Cuando la incertidumbre llama a tu puerta, los cimientos de la templanza se desmoronan sin miramientos. La cabeza centrifuga, como si de una lavadora se tratara, todos aquellos pensamientos que un día tuvieron cabida en lo racional de tu cerebro.
Y aparece esa parte inconsciente, esa que no sabemos que está pero aporrea el sentido más de lo debido cuando nos despistamos un momento. Así aparece el miedo, así hace acto de presencia el pánico a lo desconocido, así se conforma una realidad paralela a la nuestra que nos acobarda hasta el punto de desaparecer en nuestra comodidad y en aquello que reconocemos como nuestro hogar, como nuestro sitio seguro.

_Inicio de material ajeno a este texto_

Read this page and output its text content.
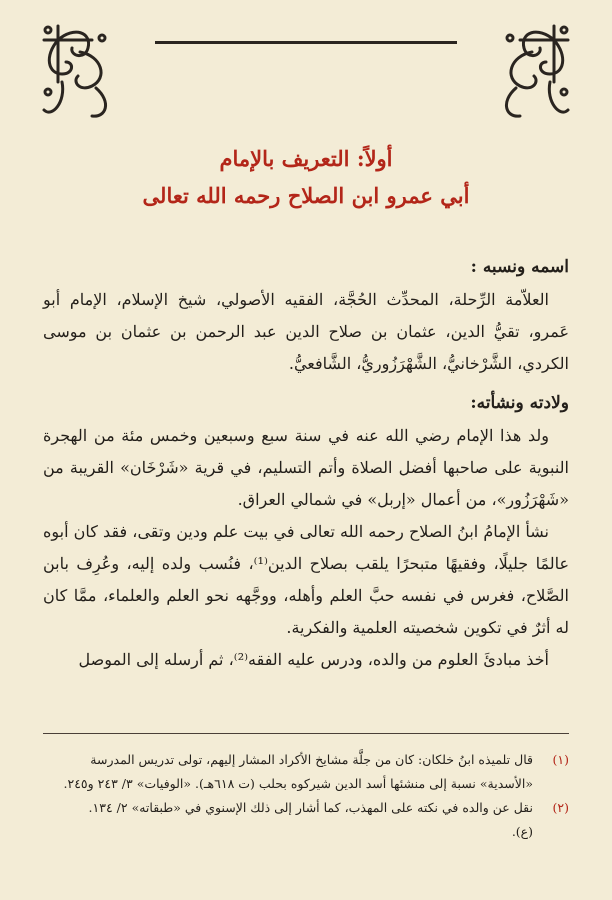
أولاً: التعريف بالإمام
أبي عمرو ابن الصلاح رحمه الله تعالى

اسمه ونسبه :

العلاّمة الرِّحلة، المحدِّث الحُجَّة، الفقيه الأصولي، شيخ الإسلام، الإمام أبو عَمرو، تقيُّ الدين، عثمان بن صلاح الدين عبد الرحمن بن عثمان بن موسى الكردي، الشَّرْخانيُّ، الشَّهْرَزُوريُّ، الشَّافعيُّ.

ولادته ونشأته:

ولد هذا الإمام رضي الله عنه في سنة سبع وسبعين وخمس مئة من الهجرة النبوية على صاحبها أفضل الصلاة وأتم التسليم، في قرية «شَرْخَان» القريبة من «شَهْرَزُور»، من أعمال «إربل» في شمالي العراق.

نشأ الإمامُ ابنُ الصلاح رحمه الله تعالى في بيت علم ودين وتقى، فقد كان أبوه عالمًا جليلًا، وفقيهًا متبحرًا يلقب بصلاح الدين⁽¹⁾، فنُسب ولده إليه، وعُرِف بابن الصَّلاح، فغرس في نفسه حبَّ العلم وأهله، ووجَّهه نحو العلم والعلماء، ممَّا كان له أثرٌ في تكوين شخصيته العلمية والفكرية.

أخذ مبادئَ العلوم من والده، ودرس عليه الفقه⁽²⁾، ثم أرسله إلى الموصل

(١)
قال تلميذه ابنُ خلكان: كان من جلَّة مشايخ الأكراد المشار إليهم، تولى تدريس المدرسة «الأسدية» نسبة إلى منشئها أسد الدين شيركوه بحلب (ت ٦١٨هـ). «الوفيات» ٣/ ٢٤٣ و٢٤٥.
(٢)
نقل عن والده في نكته على المهذب، كما أشار إلى ذلك الإسنوي في «طبقاته» ٢/ ١٣٤.

(ع).
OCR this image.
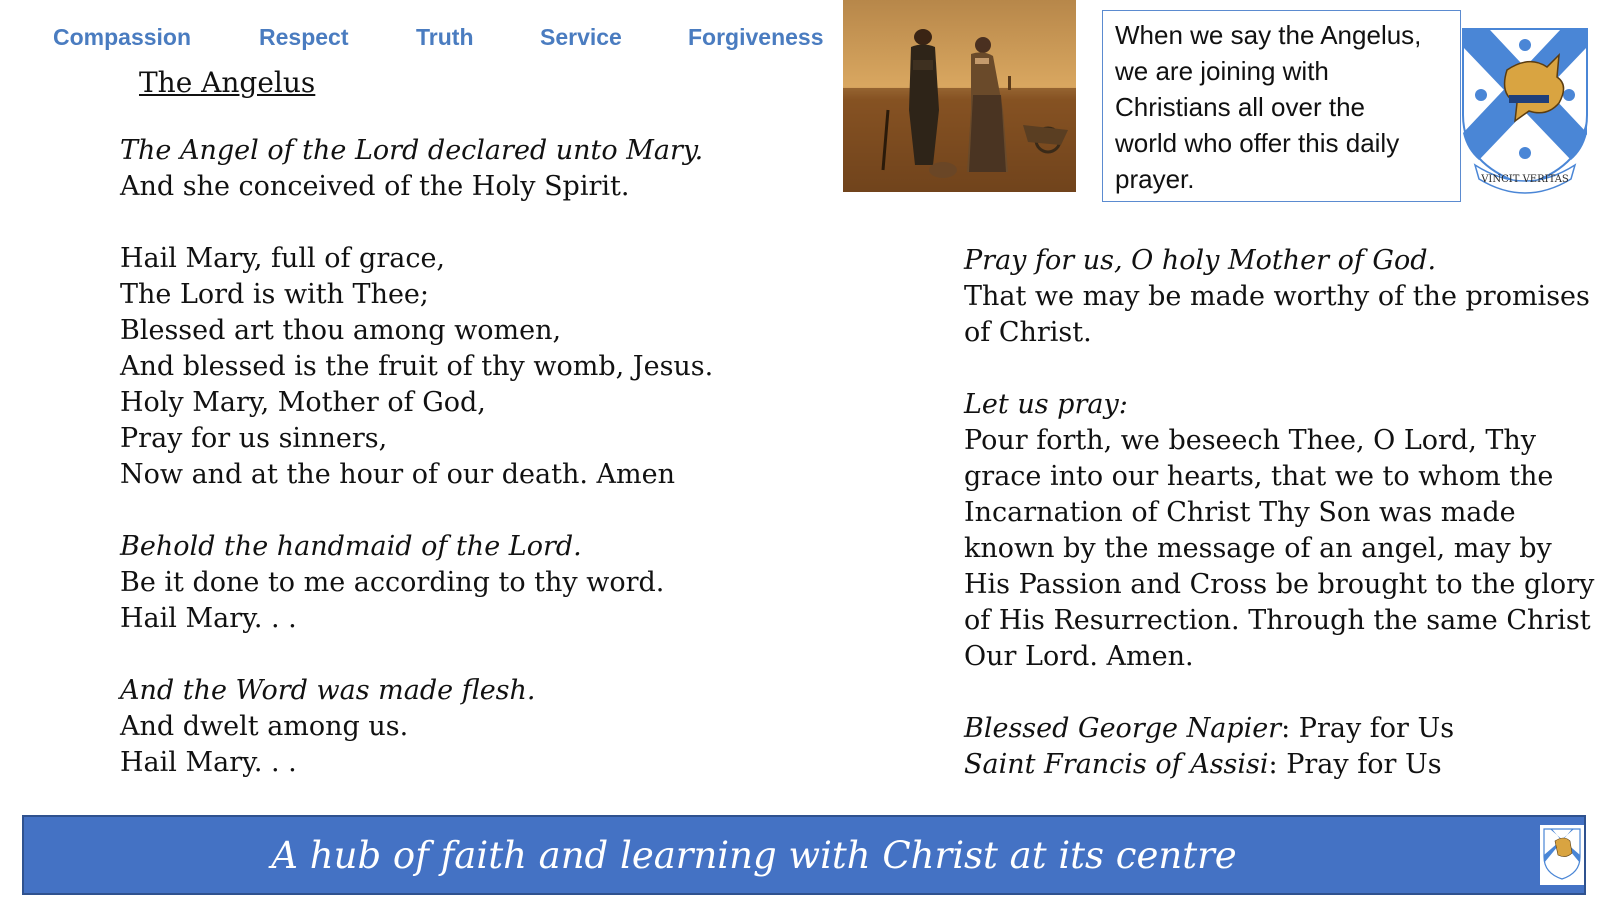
Compassion	Respect	Truth	Service	Forgiveness
The Angelus
The Angel of the Lord declared unto Mary.
And she conceived of the Holy Spirit.
Hail Mary, full of grace,
The Lord is with Thee;
Blessed art thou among women,
And blessed is the fruit of thy womb, Jesus.
Holy Mary, Mother of God,
Pray for us sinners,
Now and at the hour of our death. Amen
Behold the handmaid of the Lord.
Be it done to me according to thy word.
Hail Mary. . .
And the Word was made flesh.
And dwelt among us.
Hail Mary. . .
Pray for us, O holy Mother of God.
That we may be made worthy of the promises
of Christ.
Let us pray:
Pour forth, we beseech Thee, O Lord, Thy
grace into our hearts, that we to whom the
Incarnation of Christ Thy Son was made
known by the message of an angel, may by
His Passion and Cross be brought to the glory
of His Resurrection. Through the same Christ
Our Lord. Amen.
Blessed George Napier: Pray for Us
Saint Francis of Assisi: Pray for Us
When we say the Angelus,
we are joining with
Christians all over the
world who offer this daily
prayer.	VINCIT VERITAS
A hub of faith and learning with Christ at its centre
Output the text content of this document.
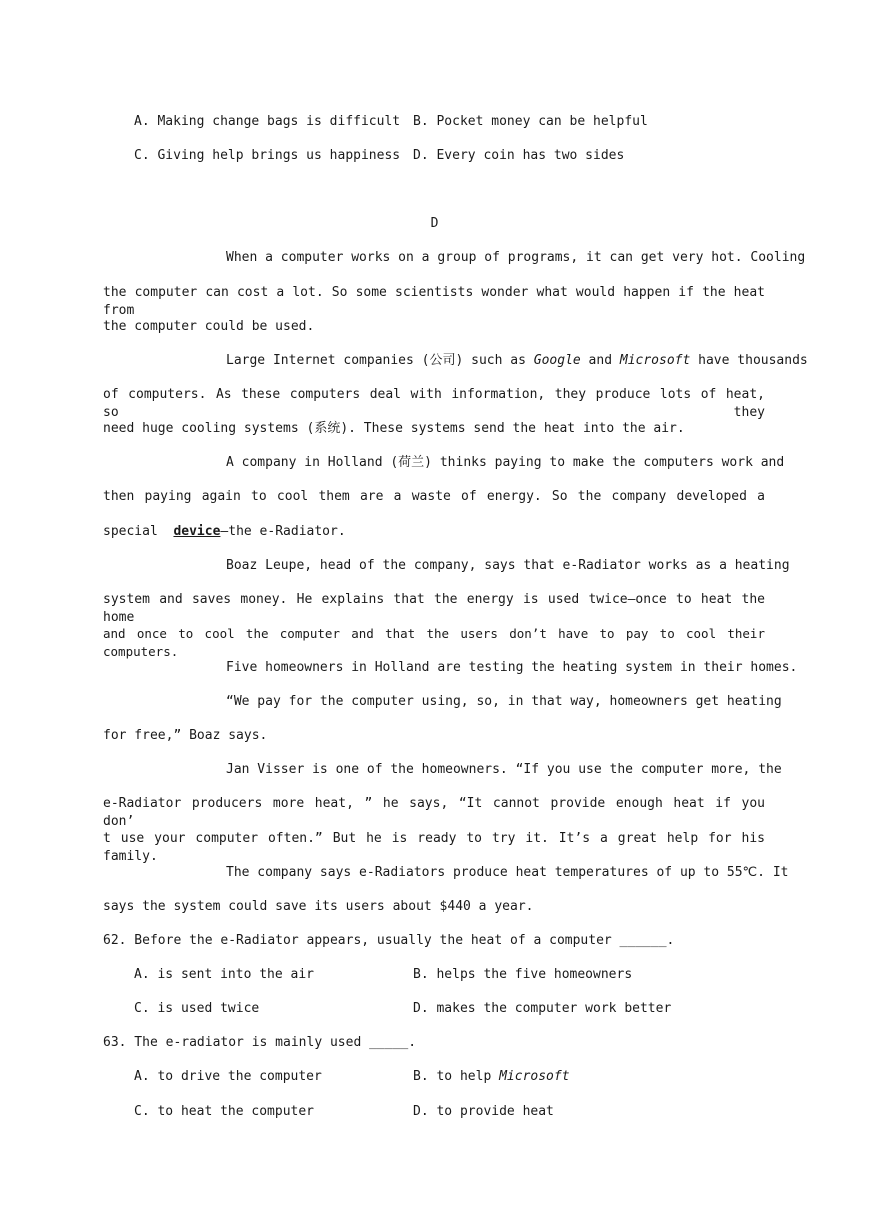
A. Making change bags is difficult B. Pocket money can be helpful
C. Giving help brings us happiness D. Every coin has two sides
D
When a computer works on a group of programs, it can get very hot. Cooling
the computer can cost a lot. So some scientists wonder what would happen if the heat from
the computer could be used.
Large Internet companies (公司) such as Google and Microsoft have thousands
of computers. As these computers deal with information, they produce lots of heat, so they
need huge cooling systems (系统). These systems send the heat into the air.
A company in Holland (荷兰) thinks paying to make the computers work and
then paying again to cool them are a waste of energy. So the company developed a
special  device—the e-Radiator.
Boaz Leupe, head of the company, says that e-Radiator works as a heating
system and saves money. He explains that the energy is used twice—once to heat the home
and once to cool the computer and that the users don’t have to pay to cool their computers.
Five homeowners in Holland are testing the heating system in their homes.
“We pay for the computer using, so, in that way, homeowners get heating
for free,” Boaz says.
Jan Visser is one of the homeowners. “If you use the computer more, the
e-Radiator producers more heat, ” he says, “It cannot provide enough heat if you don’
t use your computer often.” But he is ready to try it. It’s a great help for his family.
The company says e-Radiators produce heat temperatures of up to 55℃. It
says the system could save its users about $440 a year.
62. Before the e-Radiator appears, usually the heat of a computer ______.
A. is sent into the air	B. helps the five homeowners
C. is used twice	D. makes the computer work better
63. The e-radiator is mainly used _____.
A. to drive the computer	B. to help Microsoft
C. to heat the computer	D. to provide heat
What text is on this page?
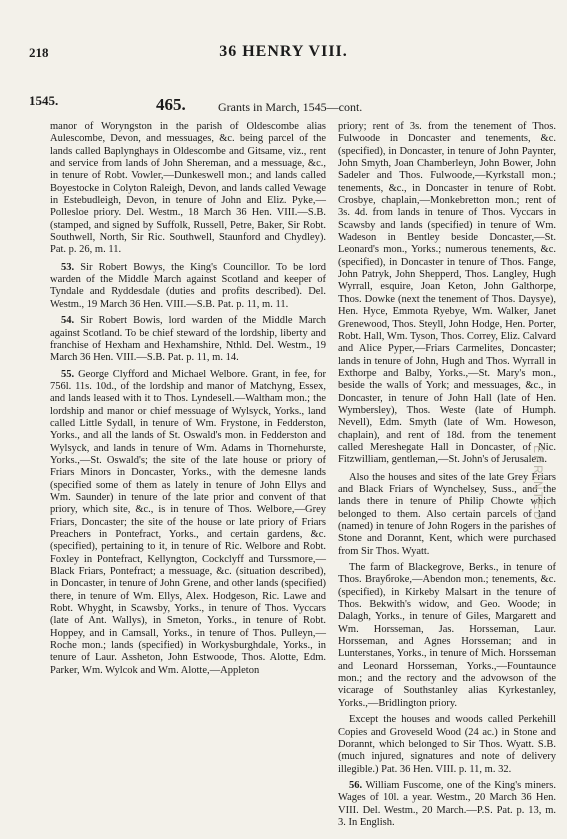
218	36 HENRY VIII.
1545.	465.	Grants in March, 1545—cont.

manor of Woryngston in the parish of Oldescombe alias Aulescombe, Devon, and messuages, &c. being parcel of the lands called Baplynghays in Oldescombe and Gitsame, viz., rent and service from lands of John Shereman, and a messuage, &c., in tenure of Robt. Vowler,—Dunkeswell mon.; and lands called Boyestocke in Colyton Raleigh, Devon, and lands called Vewage in Estebudleigh, Devon, in tenure of John and Eliz. Pyke,—Pollesloe priory. Del. Westm., 18 March 36 Hen. VIII.—S.B. (stamped, and signed by Suffolk, Russell, Petre, Baker, Sir Robt. Southwell, North, Sir Ric. Southwell, Staunford and Chydley). Pat. p. 26, m. 11.

53. Sir Robert Bowys, the King's Councillor. To be lord warden of the Middle March against Scotland and keeper of Tyndale and Ryddesdale (duties and profits described). Del. Westm., 19 March 36 Hen. VIII.—S.B. Pat. p. 11, m. 11.

54. Sir Robert Bowis, lord warden of the Middle March against Scotland. To be chief steward of the lordship, liberty and franchise of Hexham and Hexhamshire, Nthld. Del. Westm., 19 March 36 Hen. VIII.—S.B. Pat. p. 11, m. 14.

55. George Clyfford and Michael Welbore. Grant, in fee, for 756l. 11s. 10d., of the lordship and manor of Matchyng, Essex, and lands leased with it to Thos. Lyndesell.—Waltham mon.; the lordship and manor or chief messuage of Wylsyck, Yorks., land called Little Sydall, in tenure of Wm. Frystone, in Fedderston, Yorks., and all the lands of St. Oswald's mon. in Fedderston and Wylsyck, and lands in tenure of Wm. Adams in Thornehurste, Yorks.,—St. Oswald's; the site of the late house or priory of Friars Minors in Doncaster, Yorks., with the demesne lands (specified some of them as lately in tenure of John Ellys and Wm. Saunder) in tenure of the late prior and convent of that priory, which site, &c., is in tenure of Thos. Welbore,—Grey Friars, Doncaster; the site of the house or late priory of Friars Preachers in Pontefract, Yorks., and certain gardens, &c. (specified), pertaining to it, in tenure of Ric. Welbore and Robt. Foxley in Pontefract, Kellyngton, Cockclyff and Turssmore,—Black Friars, Pontefract; a messuage, &c. (situation described), in Doncaster, in tenure of John Grene, and other lands (specified) there, in tenure of Wm. Ellys, Alex. Hodgeson, Ric. Lawe and Robt. Whyght, in Scawsby, Yorks., in tenure of Thos. Vyccars (late of Ant. Wallys), in Smeton, Yorks., in tenure of Robt. Hoppey, and in Camsall, Yorks., in tenure of Thos. Pulleyn,—Roche mon.; lands (specified) in Workysburghdale, Yorks., in tenure of Laur. Assheton, John Estwoode, Thos. Alotte, Edm. Parker, Wm. Wylcok and Wm. Alotte,—Appleton

priory; rent of 3s. from the tenement of Thos. Fulwoode in Doncaster and tenements, &c. (specified), in Doncaster, in tenure of John Paynter, John Smyth, Joan Chamberleyn, John Bower, John Sadeler and Thos. Fulwoode,—Kyrkstall mon.; tenements, &c., in Doncaster in tenure of Robt. Crosbye, chaplain,—Monkebretton mon.; rent of 3s. 4d. from lands in tenure of Thos. Vyccars in Scawsby and lands (specified) in tenure of Wm. Wadeson in Bentley beside Doncaster,—St. Leonard's mon., Yorks.; numerous tenements, &c. (specified), in Doncaster in tenure of Thos. Fange, John Patryk, John Shepperd, Thos. Langley, Hugh Wyrrall, esquire, Joan Keton, John Galthorpe, Thos. Dowke (next the tenement of Thos. Daysye), Hen. Hyce, Emmota Ryebye, Wm. Walker, Janet Grenewood, Thos. Steyll, John Hodge, Hen. Porter, Robt. Hall, Wm. Tyson, Thos. Correy, Eliz. Calvard and Alice Pyper,—Friars Carmelites, Doncaster; lands in tenure of John, Hugh and Thos. Wyrrall in Exthorpe and Balby, Yorks.,—St. Mary's mon., beside the walls of York; and messuages, &c., in Doncaster, in tenure of John Hall (late of Hen. Wymbersley), Thos. Weste (late of Humph. Nevell), Edm. Smyth (late of Wm. Howeson, chaplain), and rent of 18d. from the tenement called Mereshegate Hall in Doncaster, of Nic. Fitzwilliam, gentleman,—St. John's of Jerusalem.

Also the houses and sites of the late Grey Friars and Black Friars of Wynchelsey, Suss., and the lands there in tenure of Philip Chowte which belonged to them. Also certain parcels of land (named) in tenure of John Rogers in the parishes of Stone and Dorannt, Kent, which were purchased from Sir Thos. Wyatt.

The farm of Blackegrove, Berks., in tenure of Thos. Brayбrоke,—Abendon mon.; tenements, &c. (specified), in Kirkeby Malsart in the tenure of Thos. Bekwith's widow, and Geo. Woode; in Dalagh, Yorks., in tenure of Giles, Margarett and Wm. Horsseman, Jas. Horsseman, Laur. Horsseman, and Agnes Horsseman; and in Lunterstanes, Yorks., in tenure of Mich. Horsseman and Leonard Horsseman, Yorks.,—Fountaunce mon.; and the rectory and the advowson of the vicarage of Southstanley alias Kyrkestanley, Yorks.,—Bridlington priory.

Except the houses and woods called Perkehill Copies and Groveseld Wood (24 ac.) in Stone and Dorannt, which belonged to Sir Thos. Wyatt. S.B. (much injured, signatures and note of delivery illegible.) Pat. 36 Hen. VIII. p. 11, m. 32.

56. William Fuscome, one of the King's miners. Wages of 10l. a year. Westm., 20 March 36 Hen. VIII. Del. Westm., 20 March.—P.S. Pat. p. 13, m. 3. In English.

EPRINTED
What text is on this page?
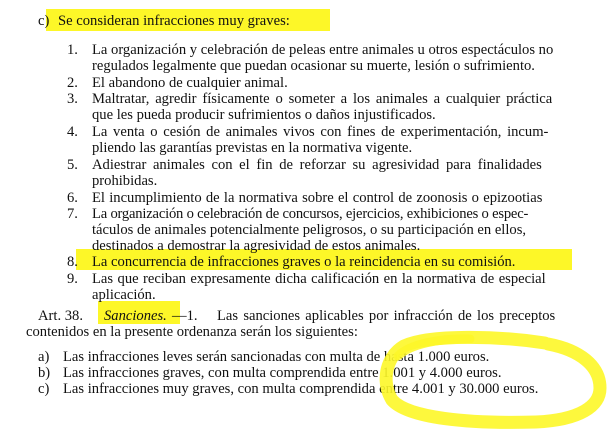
c) Se consideran infracciones muy graves:
1. La organización y celebración de peleas entre animales u otros espectáculos no
regulados legalmente que puedan ocasionar su muerte, lesión o sufrimiento.
2. El abandono de cualquier animal.
3. Maltratar, agredir físicamente o someter a los animales a cualquier práctica
que les pueda producir sufrimientos o daños injustificados.
4. La venta o cesión de animales vivos con fines de experimentación, incum-
pliendo las garantías previstas en la normativa vigente.
5. Adiestrar animales con el fin de reforzar su agresividad para finalidades
prohibidas.
6. El incumplimiento de la normativa sobre el control de zoonosis o epizootias
7. La organización o celebración de concursos, ejercicios, exhibiciones o espec-
táculos de animales potencialmente peligrosos, o su participación en ellos,
destinados a demostrar la agresividad de estos animales.
8. La concurrencia de infracciones graves o la reincidencia en su comisión.
9. Las que reciban expresamente dicha calificación en la normativa de especial
aplicación.
Art. 38. Sanciones. —1. Las sanciones aplicables por infracción de los preceptos
contenidos en la presente ordenanza serán los siguientes:
a) Las infracciones leves serán sancionadas con multa de hasta 1.000 euros.
b) Las infracciones graves, con multa comprendida entre 1.001 y 4.000 euros.
c) Las infracciones muy graves, con multa comprendida entre 4.001 y 30.000 euros.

Como arenas movedizas nuestro mundo se tambalea, sin saber si podremos salir adelante aunque estemos de fango hasta el cuello, o si por el contrario nos hundiremos en esa miseria que quiere arrastrarnos al fondo de su cieno.
El cable que conecta con nuestras emociones de repente hace un contacto diferente con nuestro cerebro y se comienza a poner en marcha una maquinaria tan perfectamente imperfecta que nos dejamos llevar allá donde ella desea. La verdad o la mentira, el todo o la nada, el miedo o la valentía, lo bueno o lo malo… Y siempre pesa lo peor.
La incertidumbre no es buena consejera, cuando se nubla la certeza las incoherencias se vuelven realidades y eso te despeña sin piedad por la ladera de la montaña de tus pensamientos.
Sí, la incertidumbre te contrae, te retrae, te incapacita, te arrebata el poder de decisión, te ilegitima para seguir siendo sin más.